CHASSE, BRACONNAGE ET PIERRE SÈCHE À NAGES ET SOLORGUES (GARD)

Shooting, poaching and dry stone structures at Nages and Solorgues, Gard

Jean-Marc Ourcival (*)

La commune de Nages et Solorgues est située à une quinzaine de kilomètres à l'ouest de Nîmes, dans la plaine de la Vaunage. Le territoire communal (587 hectares) est constitué pour une moitié d'une plaine où est cultivée la vigne et pour l'autre moitié de collines actuellement couvertes de garrigues. Les constructions à pierre sèche que l'on trouve dans ces garrigues ont été utilisées surtout à des fins agricoles (cabanes, murs de terrasse) car l'essentiel des garrigues actuelles était au siècle dernier voué à la culture de l'olivier (Ourcival, 1995 ; 1998). Quelques constructions liées au pastoralisme (abris de berger, parcs à moutons et à chèvres) ou aux activités sylvicoles (huttes de charbonnier ou de bûcheron) ont été retrouvées dans d’autres zones du village.

La Combe des Moles

Les différents types de constructions à pierre sèche du quartier de la Combe des Moles (35 ha) ont déjà été étudiés. Les restes les plus visibles sont les murs des terrasses et une série de cabanes qui servaient à abriter les oléiculteurs pendant leur activité hivernale. La Combe des Moles présente un sol caillouteux et argileux de faible épaisseur reposant sur des roches calcaires et marno-calcaires du secondaire (Hauterivien). Ces roches se délitent en plaques appelées "lauzes" et sont utilisées pour la construction des cabanes et des murs. La zone où sont concentrés les différents aménagements liés à la chasse et au piégeage, est située sur le versant sud-est du "valat" de la Combe des Moles et comprend plusieurs parcelles anciennement plantées d'oliviers, d'une surface approximative de 0,25 ha (figure 1). Ces parcelles, très bien délimitées sur le terrain, sont incluses dans une très grande parcelle communale et ne correspondent pas à une parcelle cadastrée.

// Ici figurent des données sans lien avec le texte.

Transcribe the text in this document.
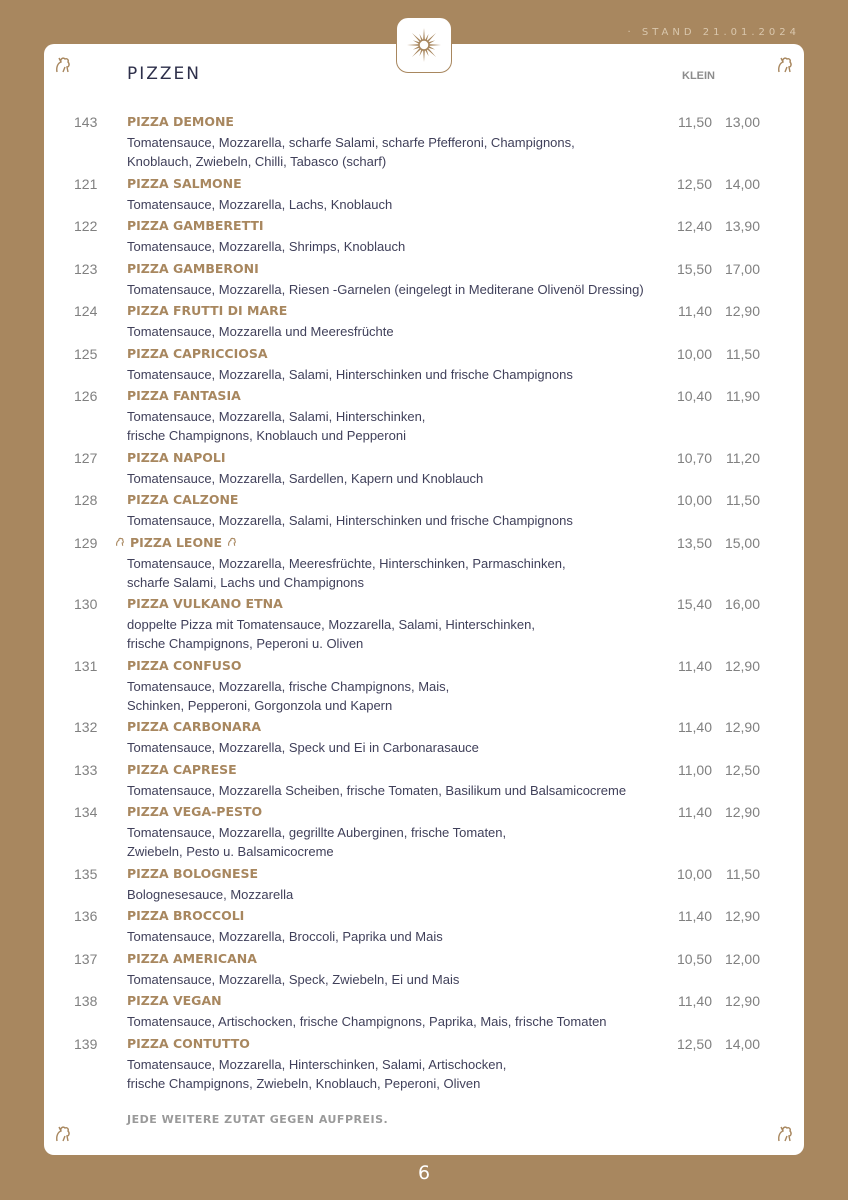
· STAND 21.01.2024
PIZZEN	KLEIN
143	PIZZA DEMONE
Tomatensauce, Mozzarella, scharfe Salami, scharfe Pfefferoni, Champignons,
Knoblauch, Zwiebeln, Chilli, Tabasco (scharf)
11,50 13,00
121	PIZZA SALMONE
Tomatensauce, Mozzarella, Lachs, Knoblauch
12,50 14,00
122	PIZZA GAMBERETTI
Tomatensauce, Mozzarella, Shrimps, Knoblauch
12,40 13,90
123	PIZZA GAMBERONI
Tomatensauce, Mozzarella, Riesen -Garnelen (eingelegt in Mediterane Olivenöl Dressing)
15,50 17,00
124	PIZZA FRUTTI DI MARE
Tomatensauce, Mozzarella und Meeresfrüchte
11,40 12,90
125	PIZZA CAPRICCIOSA
Tomatensauce, Mozzarella, Salami, Hinterschinken und frische Champignons
10,00	11,50
126	PIZZA FANTASIA
Tomatensauce, Mozzarella, Salami, Hinterschinken,
frische Champignons, Knoblauch und Pepperoni
10,40	11,90
127	PIZZA NAPOLI
Tomatensauce, Mozzarella, Sardellen, Kapern und Knoblauch
10,70	11,20
128	PIZZA CALZONE
Tomatensauce, Mozzarella, Salami, Hinterschinken und frische Champignons
10,00	11,50
129	PIZZA LEONE
Tomatensauce, Mozzarella, Meeresfrüchte, Hinterschinken, Parmaschinken,
scharfe Salami, Lachs und Champignons
13,50 15,00
130	PIZZA VULKANO ETNA
doppelte Pizza mit Tomatensauce, Mozzarella, Salami, Hinterschinken,
frische Champignons, Peperoni u. Oliven
15,40 16,00
131	PIZZA CONFUSO
Tomatensauce, Mozzarella, frische Champignons, Mais,
Schinken, Pepperoni, Gorgonzola und Kapern
11,40 12,90
132	PIZZA CARBONARA
Tomatensauce, Mozzarella, Speck und Ei in Carbonarasauce
11,40 12,90
133	PIZZA CAPRESE
Tomatensauce, Mozzarella Scheiben, frische Tomaten, Basilikum und Balsamicocreme
11,00 12,50
134	PIZZA VEGA-PESTO
Tomatensauce, Mozzarella, gegrillte Auberginen, frische Tomaten,
Zwiebeln, Pesto u. Balsamicocreme
11,40 12,90
135	PIZZA BOLOGNESE
Bolognesesauce, Mozzarella
10,00	11,50
136	PIZZA BROCCOLI
Tomatensauce, Mozzarella, Broccoli, Paprika und Mais
11,40 12,90
137	PIZZA AMERICANA
Tomatensauce, Mozzarella, Speck, Zwiebeln, Ei und Mais
10,50 12,00
138	PIZZA VEGAN
Tomatensauce, Artischocken, frische Champignons, Paprika, Mais, frische Tomaten
11,40 12,90
139	PIZZA CONTUTTO
Tomatensauce, Mozzarella, Hinterschinken, Salami, Artischocken,
frische Champignons, Zwiebeln, Knoblauch, Peperoni, Oliven
12,50 14,00
JEDE WEITERE ZUTAT GEGEN AUFPREIS.
6
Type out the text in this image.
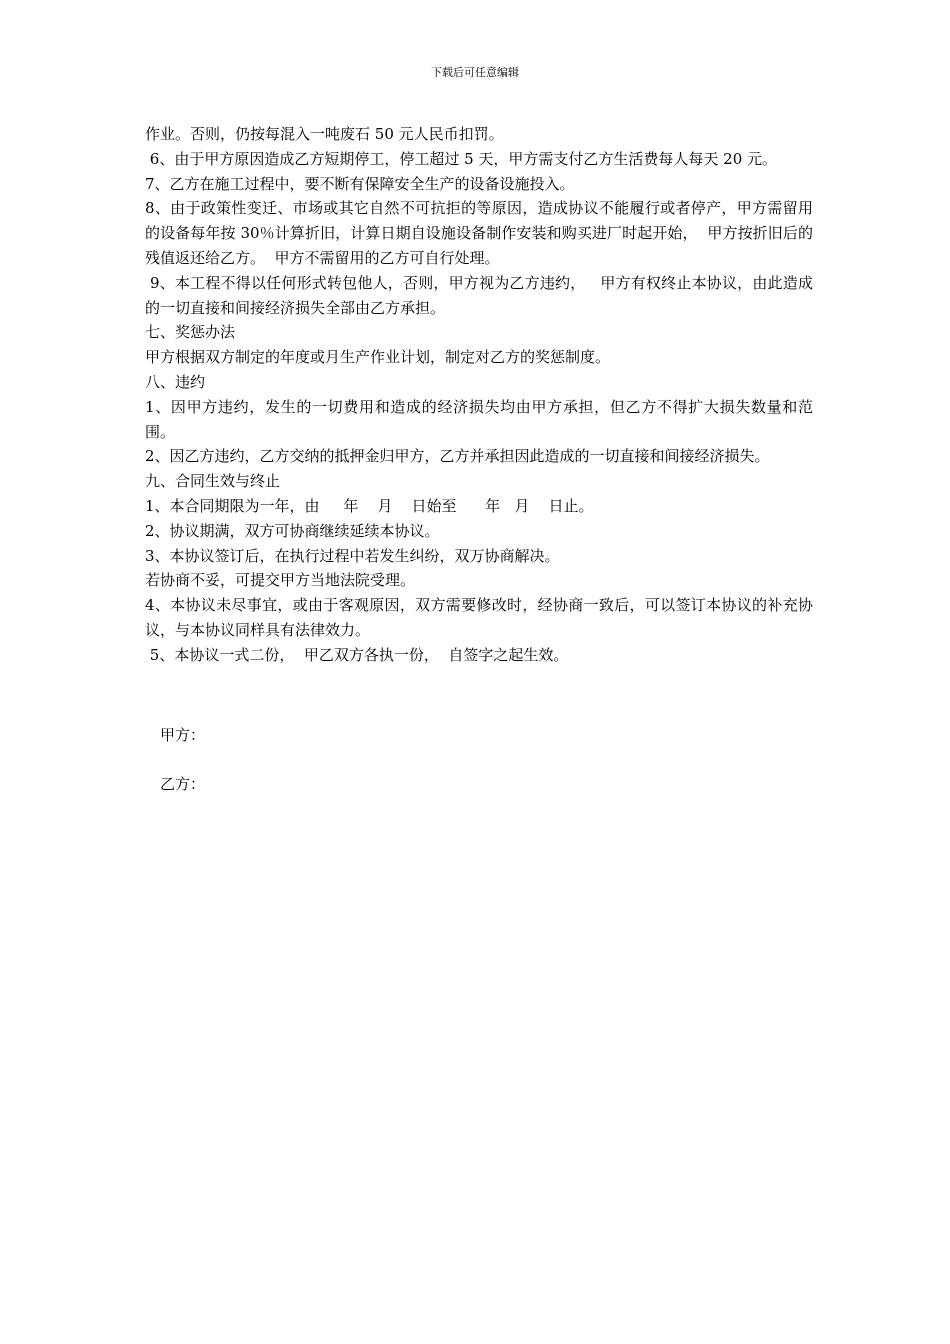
下载后可任意编辑

作业。否则，仍按每混入一吨废石 50 元人民币扣罚。

6、由于甲方原因造成乙方短期停工，停工超过 5 天，甲方需支付乙方生活费每人每天 20 元。

7、乙方在施工过程中，要不断有保障安全生产的设备设施投入。

8、由于政策性变迁、市场或其它自然不可抗拒的等原因，造成协议不能履行或者停产，甲方需留用的设备每年按 30％计算折旧，计算日期自设施设备制作安装和购买进厂时起开始，  甲方按折旧后的残值返还给乙方。  甲方不需留用的乙方可自行处理。

9、本工程不得以任何形式转包他人，否则，甲方视为乙方违约，   甲方有权终止本协议，由此造成的一切直接和间接经济损失全部由乙方承担。

七、奖惩办法

甲方根据双方制定的年度或月生产作业计划，制定对乙方的奖惩制度。

八、违约

1、因甲方违约，发生的一切费用和造成的经济损失均由甲方承担，但乙方不得扩大损失数量和范围。

2、因乙方违约，乙方交纳的抵押金归甲方，乙方并承担因此造成的一切直接和间接经济损失。

九、合同生效与终止

1、本合同期限为一年，由     年    月    日始至      年   月    日止。

2、协议期满，双方可协商继续延续本协议。

3、本协议签订后，在执行过程中若发生纠纷，双万协商解决。

若协商不妥，可提交甲方当地法院受理。

4、本协议未尽事宜，或由于客观原因，双方需要修改时，经协商一致后，可以签订本协议的补充协议，与本协议同样具有法律效力。

5、本协议一式二份，  甲乙双方各执一份，  自签字之起生效。

甲方：
乙方：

Méthodes d’étude et de restauration

Depuis 1993, différentes structures en pierre sèche (cabanes, murs, drains) ont été réhabilitées et étudiées par l'association (Ourcival et Abrial, 1998 ; Ourcival, 1999). La restauration débute par un débroussaillage des abords de la construction suivi du démontage des parties écroulées. Les pierres sont triées en deux catégories : pierres de reconstruction des parements ("lauzes") et petites pierres pour le calage et le drain à l’arrière du mur ("rèble"). Pour les murs détruits jusqu'au niveau du sol, le tracé de nos reconstructions suit alors l'alignement des grosses pierres de fondation qui ne sont jamais déplacées. Les constructions ont été remises en état après observation des parties en bon état et fouille minutieuse des parties dégradées. La fouille s'accompagne de la récupération et de la conservation systématiques des objets trouvés (débris de vaisselle et de bouteilles, outils, morceaux de métal, etc.), qui vont participer à la datation de l'occupation de ces zones. Toutes les inscriptions et les millésimes laissés dans les cabanes ont été relevés. Le tracé des différentes structures est reporté sur le plan cadastral, et des plans en coupes cotés ont été réalisés.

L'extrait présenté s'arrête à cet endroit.